半泣き状態になったとこでちょっとやりすぎてしまったと反省し、そのまま腕にだっこする。


「間違いを反省して謝ることはとてもいいことですよ。ライアン殿下は素晴らしい王子になれます。私もいきなり驚かせてすみませんでした」


「うん、こあかったけど、ぼくはおとこだからだいじょうぶ」


よく見ると黒い髪に瞳の色は青だけど面影がどことなくクリストファー王子に似ていた。


「おにいたま! おいてかないでっ」


またまたパタパタと足音と共に角からひょこっと女の子が飛び出してきた。

そして二人が双子だとすぐに分かった、顔がそっくりだったからだ。女の子の方は肩まで伸ばした髪とお姫様らしいフリルがいっぱいついたドレスを着ている。


「あなた、だあれ?」


兄を抱っこしている俺を見て不思議そうな顔で聞いてきた。


「私は、クリストファー王子の婚約者のレイラと申します。今日からこちらに住むことになりましたのでどうぞお見知りおきを。よろしくお願いします」


「あ! あなたがわるいひとねっ。はやく、こころからでていきなちゃい!」


「へ?」


なんかとんでもないことを言われて思わず素で驚いてしまった。さっきの王子といい、俺ってもしかして歓迎されてない?

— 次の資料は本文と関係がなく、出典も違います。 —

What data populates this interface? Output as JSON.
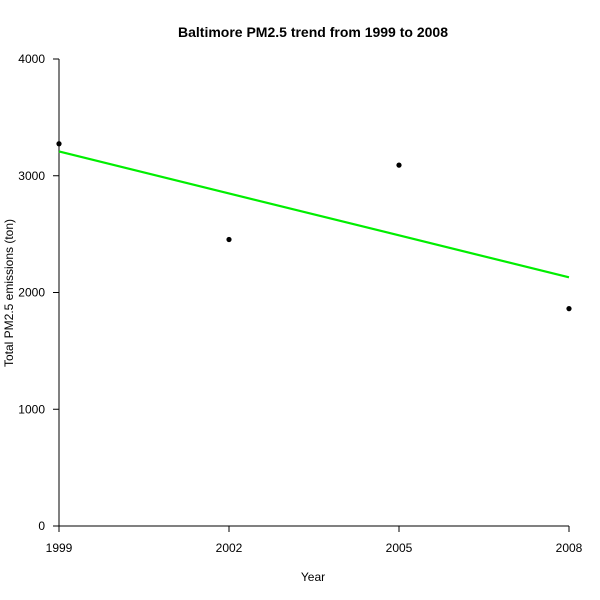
{
  "chart_data": {
    "type": "scatter",
    "title": "Baltimore PM2.5 trend from 1999 to 2008",
    "xlabel": "Year",
    "ylabel": "Total PM2.5 emissions (ton)",
    "xlim": [
      1999,
      2008
    ],
    "ylim": [
      0,
      4000
    ],
    "x_ticks": [
      1999,
      2002,
      2005,
      2008
    ],
    "y_ticks": [
      0,
      1000,
      2000,
      3000,
      4000
    ],
    "grid": false,
    "series": [
      {
        "type": "scatter",
        "x": [
          1999,
          2002,
          2005,
          2008
        ],
        "y": [
          3274,
          2454,
          3091,
          1862
        ],
        "color": "#000000"
      },
      {
        "type": "line",
        "x": [
          1999,
          2008
        ],
        "y": [
          3208,
          2130
        ],
        "color": "#00ee00"
      }
    ]
  }
}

「ライアン、エリザベス。こんなところで何をしているのかな?」


突然、王子様の声が背後からして振り返るといつもの胡散臭い笑みを浮かべながら立っていた。


「「くりすおにいちゃま!」」


「今は、お勉強の時間じゃなかったかな?」


「……はい」


「おにいちゃんがおそとにでようっていったの! わたしわるくないもん!!」


ライアン王子はシュンとしてうつむいたけど、エリザベス王女の方は勝気な目で言い返した。

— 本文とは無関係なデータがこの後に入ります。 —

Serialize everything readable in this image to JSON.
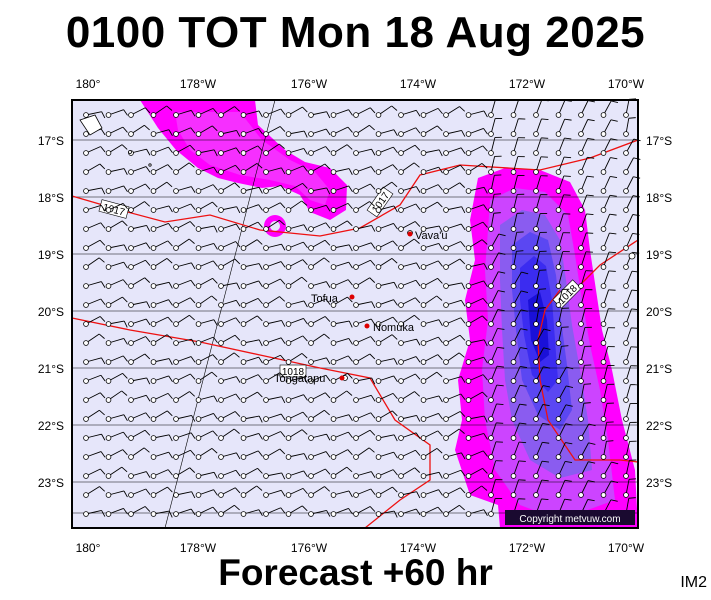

「それでも、ライアンと一緒に出たのだからエリザベスも同じなんだよ? さあ、みんなを困らせないで行きなさい」


双子の王子と王女はクリストファー王子の後ろにいた侍女たちに促されて歩き出したがいきなり後ろを振り返って俺に向かって


「ぶーすっ!!!」


「はやく、でていきなちゃい!!」


とそれぞれ暴言(?)を吐いて行ってしまった。


「はあ、あなたは来て早々、何をしているんですか」


「私は別に何もしておりませんわ、殿下。お忙しいのにわざわざきてくださってありがとうございます。おほほ」

(俺はなんもしてねーぞ! お前、わざわざくるなんて暇人なんだな!)


今は近くに侍女たちや護衛がいるので令嬢らしく返したが、裏の意味もこいつならわかってくれそうだ。その証拠にわらっているのにぴくっとした。

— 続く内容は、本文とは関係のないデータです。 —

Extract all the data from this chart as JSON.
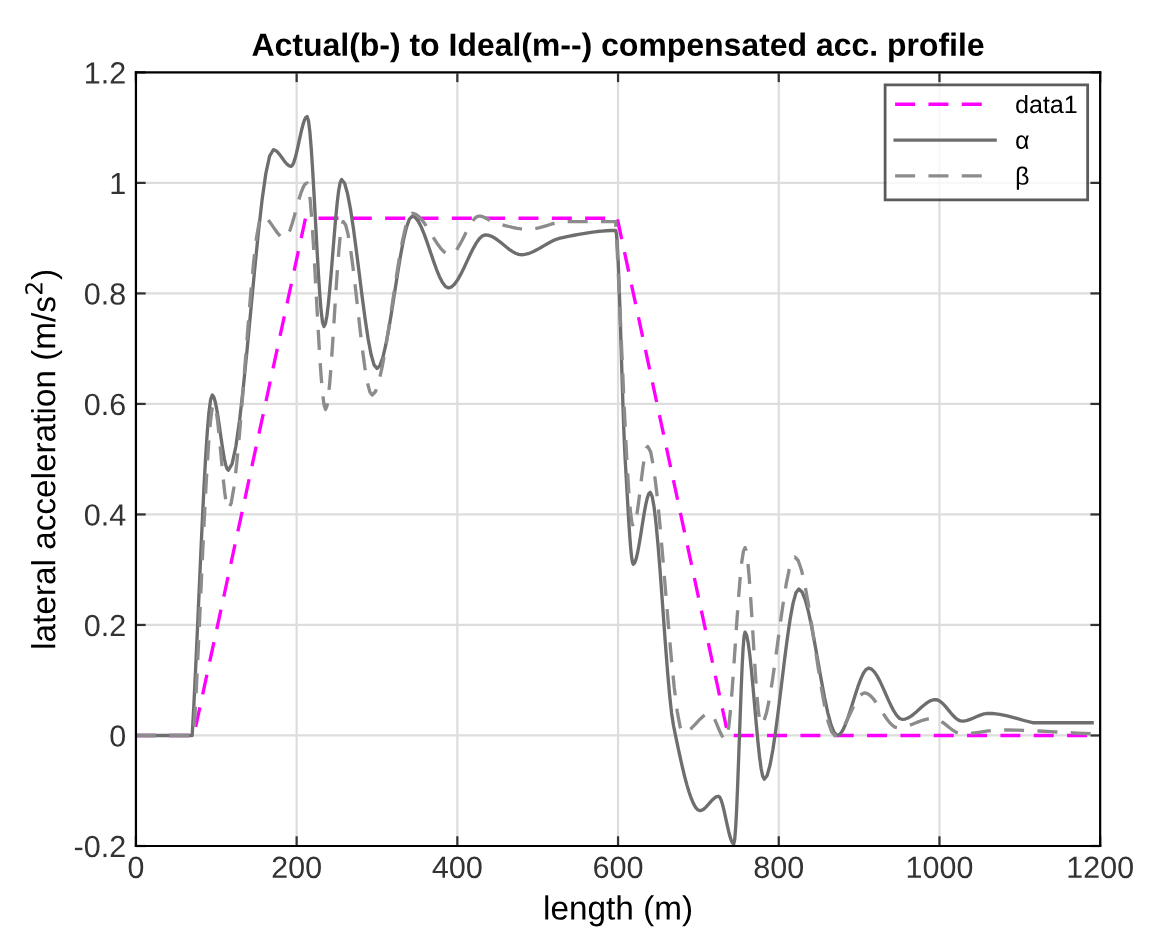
{
  "chart_data": {
    "type": "line",
    "title": "Actual(b-) to Ideal(m--) compensated acc. profile",
    "xlabel": "length (m)",
    "ylabel": "lateral acceleration (m/s$^{2}$)",
    "xlim": [
      0,
      1200
    ],
    "xticks": [
      0,
      200,
      400,
      600,
      800,
      1000,
      1200
    ],
    "ylim": [
      -0.2,
      1.2
    ],
    "yticks": [
      -0.2,
      0,
      0.2,
      0.4,
      0.6,
      0.8,
      1,
      1.2
    ],
    "grid": true,
    "legend": "top right",
    "marker": "none",
    "series": [
      {
        "name": "data1",
        "color": "#ff00ff",
        "line_style": "dashed",
        "x": [
          0,
          72,
          211,
          599,
          737,
          1200
        ],
        "values": [
          0,
          0,
          0.936,
          0.936,
          0,
          0
        ]
      },
      {
        "name": "α",
        "color": "#6e6e6e",
        "line_style": "solid",
        "x": [
          0,
          70,
          95,
          115,
          171,
          193,
          213,
          234,
          256,
          300,
          344,
          389,
          435,
          480,
          528,
          597,
          609,
          619,
          640,
          669,
          702,
          725,
          744,
          758,
          782,
          825,
          873,
          912,
          954,
          995,
          1028,
          1061,
          1117,
          1190
        ],
        "values": [
          0,
          0,
          0.616,
          0.48,
          1.06,
          1.03,
          1.12,
          0.74,
          1.006,
          0.664,
          0.94,
          0.81,
          0.906,
          0.87,
          0.9,
          0.914,
          0.496,
          0.31,
          0.44,
          0.018,
          -0.136,
          -0.11,
          -0.196,
          0.187,
          -0.079,
          0.265,
          0,
          0.122,
          0.029,
          0.065,
          0.026,
          0.04,
          0.023,
          0.023
        ]
      },
      {
        "name": "β",
        "color": "#8c8c8c",
        "line_style": "dashed",
        "x": [
          0,
          72,
          97,
          115,
          157,
          185,
          213,
          236,
          258,
          294,
          344,
          391,
          427,
          447,
          488,
          528,
          597,
          619,
          637,
          681,
          714,
          734,
          758,
          778,
          820,
          870,
          907,
          948,
          992,
          1028,
          1077,
          1190
        ],
        "values": [
          0,
          0,
          0.6,
          0.41,
          0.94,
          0.9,
          1.0,
          0.59,
          0.93,
          0.616,
          0.945,
          0.87,
          0.94,
          0.928,
          0.916,
          0.93,
          0.93,
          0.378,
          0.523,
          0.005,
          0.04,
          -0.007,
          0.34,
          0.02,
          0.323,
          0,
          0.077,
          0.014,
          0.031,
          0.003,
          0.01,
          0.003
        ]
      }
    ]
  }
}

「……とりあえず、後で話があります。それまでは大人しく部屋にいてもらえますか?」


「わかりましたわ。殿下の御心のままに」


そうして、再び自分の部屋へと戻った。

部屋に戻ってからエミリー達から聞いた話によるとあの双子の王子と王女は側妃のお子様らしい。王妃と側妃はそりが合わないらしいが、双子の方はクリストファー王子の事が大好きらしい。大好きなお兄ちゃんを取られて嫌なんだろうと言われた。

子供好きな俺にとってはあいつのせいで嫌われるのはちょっと嫌だなーと思いつつ、今度会ったときはどうやって手懐けてやろうかと画策し始めた。